Havia duas pessoas intimamente ligadas à revista, que colaboravam não só escrevendo, mas também fazendo aquele trabalho de ir à gráfica, corrigir provas, distribuir exemplares: Ruy Coelho e Gilda Moraes Rocha (que depois se casou com Antonio Candido e passou a se chamar Gilda de Mello e Souza). Eles participavam intensamente de todas as nossas tarefas, embora não assinassem seções fixas – talvez porque fossem os dois mais jovens do grupo.

Vocês se preocupavam em definir um público?

Olha, o público era ignorado! (risos) Mas isso não era tão incomum assim. Mesmo no Estado de S. Paulo (onde trabalhei depois), o público era aquele que se ajustava aos princípios do jornal. Quem os artigos, por sugestão do Antonio Candido, também eram muito bem pagos, mais ou menos três ou quatro vezes mais do que pagavam os melhores jornais do Brasil.

Como era a linha editorial?

A orientação expressa no primeiro número era a de que daríamos mais importância à literatura do que à vida literária. Raramente havia entrevistas. O principal não era o lançamento de um livro ou peça, mas a crítica, o julgamento. Nesse ponto, acho que era bem diferente dos jornais de hoje em dia, que às vezes dão mais importância ao lançamento de uma peça do que à crítica. Ou que então, quando do lançamento de um livro, fazem uma entrevista com o escritor, mas depois a crítica não sai, ou sai muito pequena.

Quem eram os colaboradores?

O jornal tinha colaboradores fixos e, quando assumi a direção, alguns nomes já tinham sido escolhidos. Mas pouco a pouco houve modificações e eu fui escolhendo gente bem mais nova. Quando morreu Brito Broca, que escrevia sobre literatura estrangeira, convidei a Leyla Perrone-Moisés para escrever sobre literatura francesa. Para a colaboração sobre literatura italiana, escolhi Alfredo Bosi, em começo de carreira, embora já bastante conhecido. Outro colaborador bastante jovem foi Roberto Schwarz. Anatol Rosenfeld praticamente começou em língua portuguesa no Suplemento Literário. E, ao lado deles, havia críticos consagrados, como Lúcia Miguel Pereira, Eugênio Gomes, Augusto Meyer e Otto Maria Carpeaux.

Havia seções fixas?

As partes fixas eram as seções de teatro, cinema, música e artes plásticas. A diferença em relação a Clima é que a seção de teatro era feita por Sábato Magaldi, e não por mim. Fui eu que escolhi o Sábato – e foi uma ótima escolha.
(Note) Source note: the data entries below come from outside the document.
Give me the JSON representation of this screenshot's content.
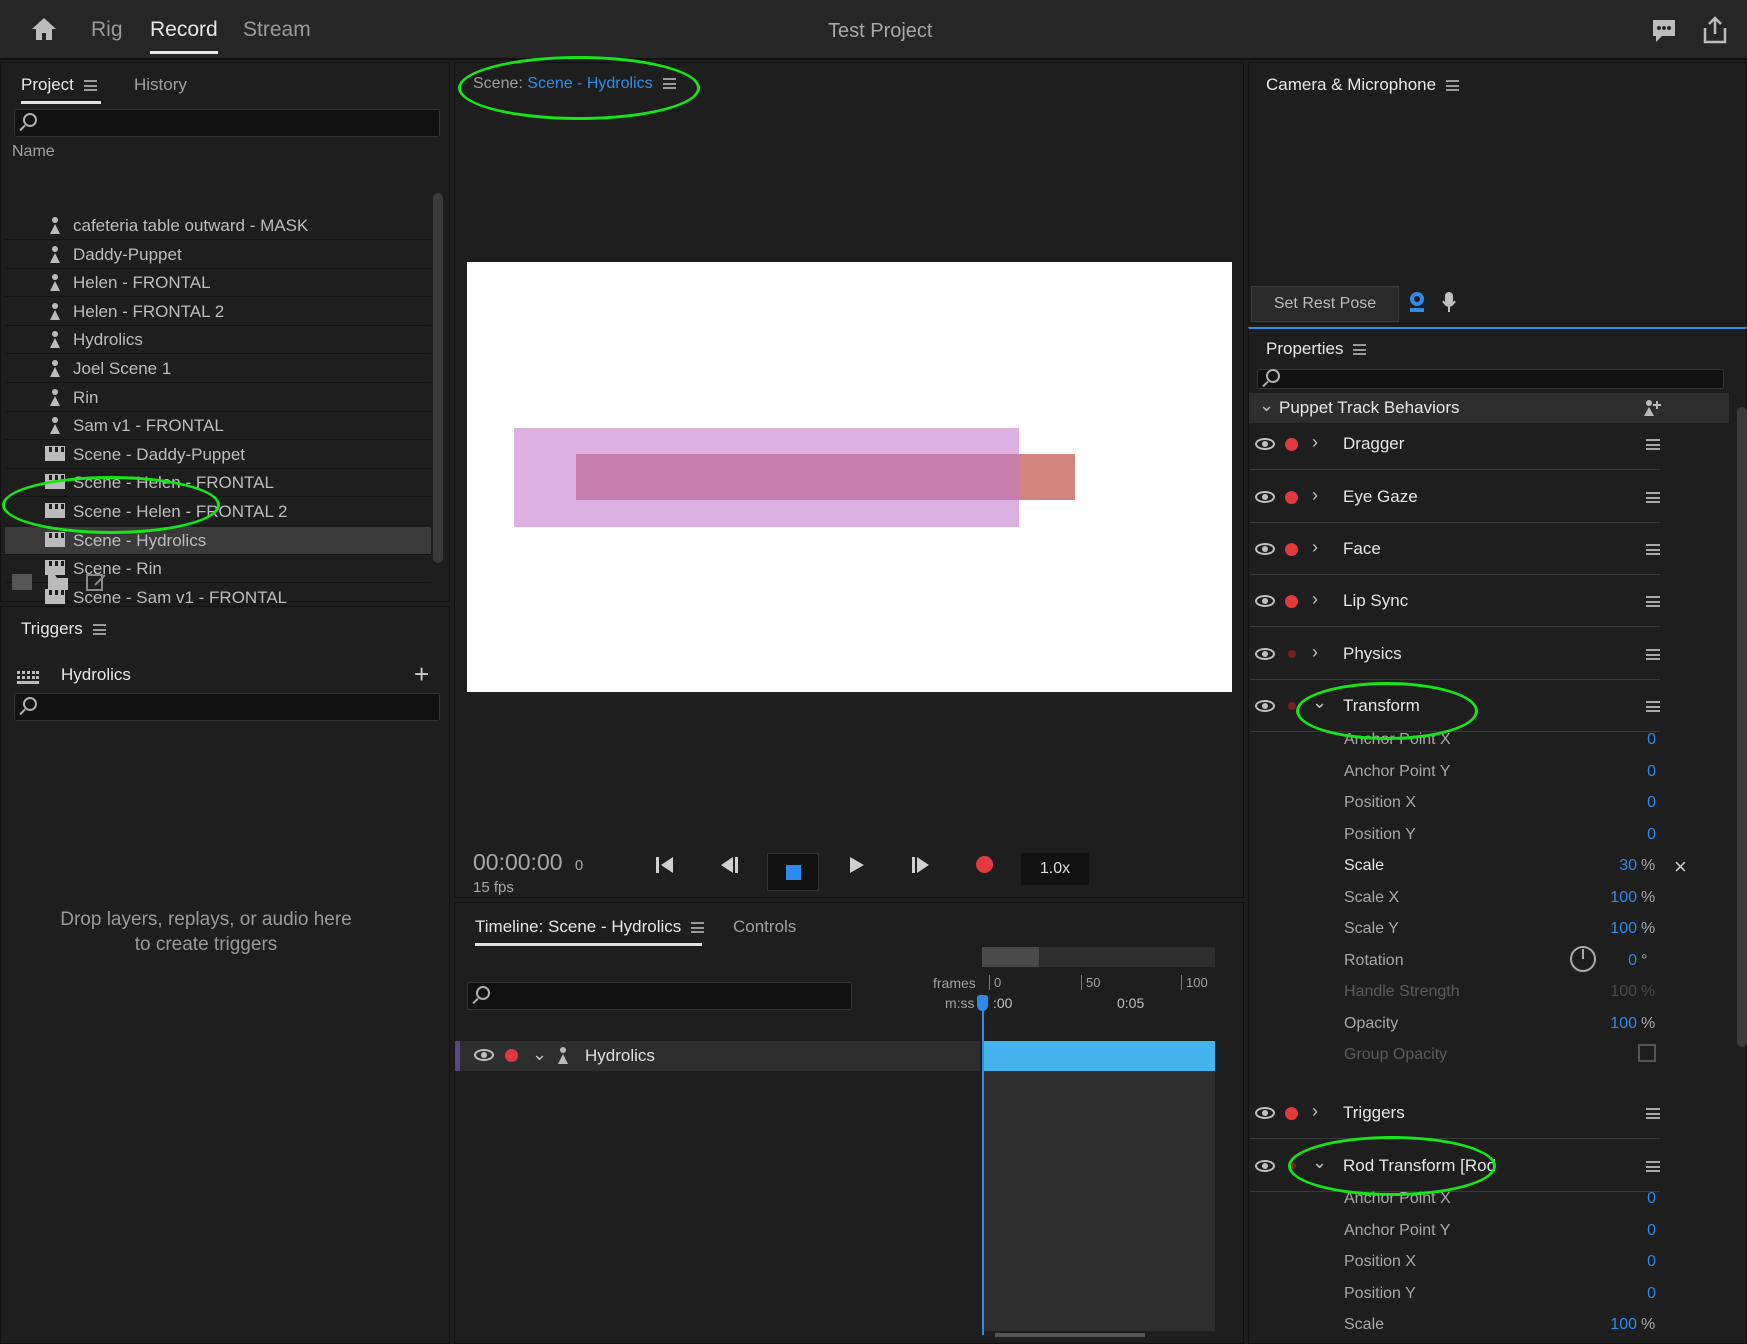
{
  "app": {
    "title": "Test Project",
    "nav": [
      "Rig",
      "Record",
      "Stream"
    ]
  },
  "project_panel": {
    "tabs": [
      "Project",
      "History"
    ],
    "column_name": "Name",
    "items": [
      {
        "name": "cafeteria table outward - MASK",
        "type": "puppet"
      },
      {
        "name": "Daddy-Puppet",
        "type": "puppet"
      },
      {
        "name": "Helen - FRONTAL",
        "type": "puppet"
      },
      {
        "name": "Helen - FRONTAL 2",
        "type": "puppet"
      },
      {
        "name": "Hydrolics",
        "type": "puppet"
      },
      {
        "name": "Joel Scene 1",
        "type": "puppet"
      },
      {
        "name": "Rin",
        "type": "puppet"
      },
      {
        "name": "Sam v1 - FRONTAL",
        "type": "puppet"
      },
      {
        "name": "Scene - Daddy-Puppet",
        "type": "scene"
      },
      {
        "name": "Scene - Helen - FRONTAL",
        "type": "scene"
      },
      {
        "name": "Scene - Helen - FRONTAL 2",
        "type": "scene"
      },
      {
        "name": "Scene - Hydrolics",
        "type": "scene",
        "selected": true
      },
      {
        "name": "Scene - Rin",
        "type": "scene"
      },
      {
        "name": "Scene - Sam v1 - FRONTAL",
        "type": "scene"
      }
    ]
  },
  "triggers_panel": {
    "title": "Triggers",
    "item": "Hydrolics",
    "empty_line1": "Drop layers, replays, or audio here",
    "empty_line2": "to create triggers"
  },
  "scene_panel": {
    "prefix": "Scene:",
    "name": "Scene - Hydrolics",
    "timecode": "00:00:00",
    "frame": "0",
    "fps": "15 fps",
    "speed": "1.0x"
  },
  "timeline": {
    "tab": "Timeline: Scene - Hydrolics",
    "tab2": "Controls",
    "frames_label": "frames",
    "mss_label": "m:ss",
    "ruler": [
      "0",
      "50",
      "100"
    ],
    "ruler_time": [
      ":00",
      "0:05"
    ],
    "track": "Hydrolics"
  },
  "camera_panel": {
    "title": "Camera & Microphone",
    "rest_pose": "Set Rest Pose"
  },
  "properties": {
    "title": "Properties",
    "group": "Puppet Track Behaviors",
    "behaviors": [
      "Dragger",
      "Eye Gaze",
      "Face",
      "Lip Sync",
      "Physics"
    ],
    "transform": {
      "name": "Transform",
      "params": [
        {
          "label": "Anchor Point X",
          "value": "0",
          "unit": ""
        },
        {
          "label": "Anchor Point Y",
          "value": "0",
          "unit": ""
        },
        {
          "label": "Position X",
          "value": "0",
          "unit": ""
        },
        {
          "label": "Position Y",
          "value": "0",
          "unit": ""
        },
        {
          "label": "Scale",
          "value": "30",
          "unit": "%"
        },
        {
          "label": "Scale X",
          "value": "100",
          "unit": "%"
        },
        {
          "label": "Scale Y",
          "value": "100",
          "unit": "%"
        },
        {
          "label": "Rotation",
          "value": "0",
          "unit": "°"
        },
        {
          "label": "Handle Strength",
          "value": "100",
          "unit": "%"
        },
        {
          "label": "Opacity",
          "value": "100",
          "unit": "%"
        },
        {
          "label": "Group Opacity",
          "value": "",
          "unit": ""
        }
      ]
    },
    "triggers_beh": "Triggers",
    "rod": {
      "name": "Rod Transform [Rod",
      "params": [
        {
          "label": "Anchor Point X",
          "value": "0",
          "unit": ""
        },
        {
          "label": "Anchor Point Y",
          "value": "0",
          "unit": ""
        },
        {
          "label": "Position X",
          "value": "0",
          "unit": ""
        },
        {
          "label": "Position Y",
          "value": "0",
          "unit": ""
        },
        {
          "label": "Scale",
          "value": "100",
          "unit": "%"
        }
      ]
    }
  },
  "colors": {
    "accent": "#2d8ceb",
    "record": "#e0393e",
    "highlight": "#16e616",
    "clip": "#45b4ec"
  }
}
O sr. não escrevia no Suplemento?

Só escrevi dois artigos sobre Leonor de Mendonça [de Gonçalves Dias], que depois expandi e publiquei num ensaio longo. O resto eu escrevia no jornal diário. Minha preocupação era a de que o Suplemento não fosse uma repetição do jornal, que tinha sua página de arte, cinema, teatro. Por isso não havia ninguém que escrevesse regularmente no Suplemento e no jornal. Não havia antagonismo, mas também não havia repetição.

Como era a relação do Suplemento com as tendências literárias do período?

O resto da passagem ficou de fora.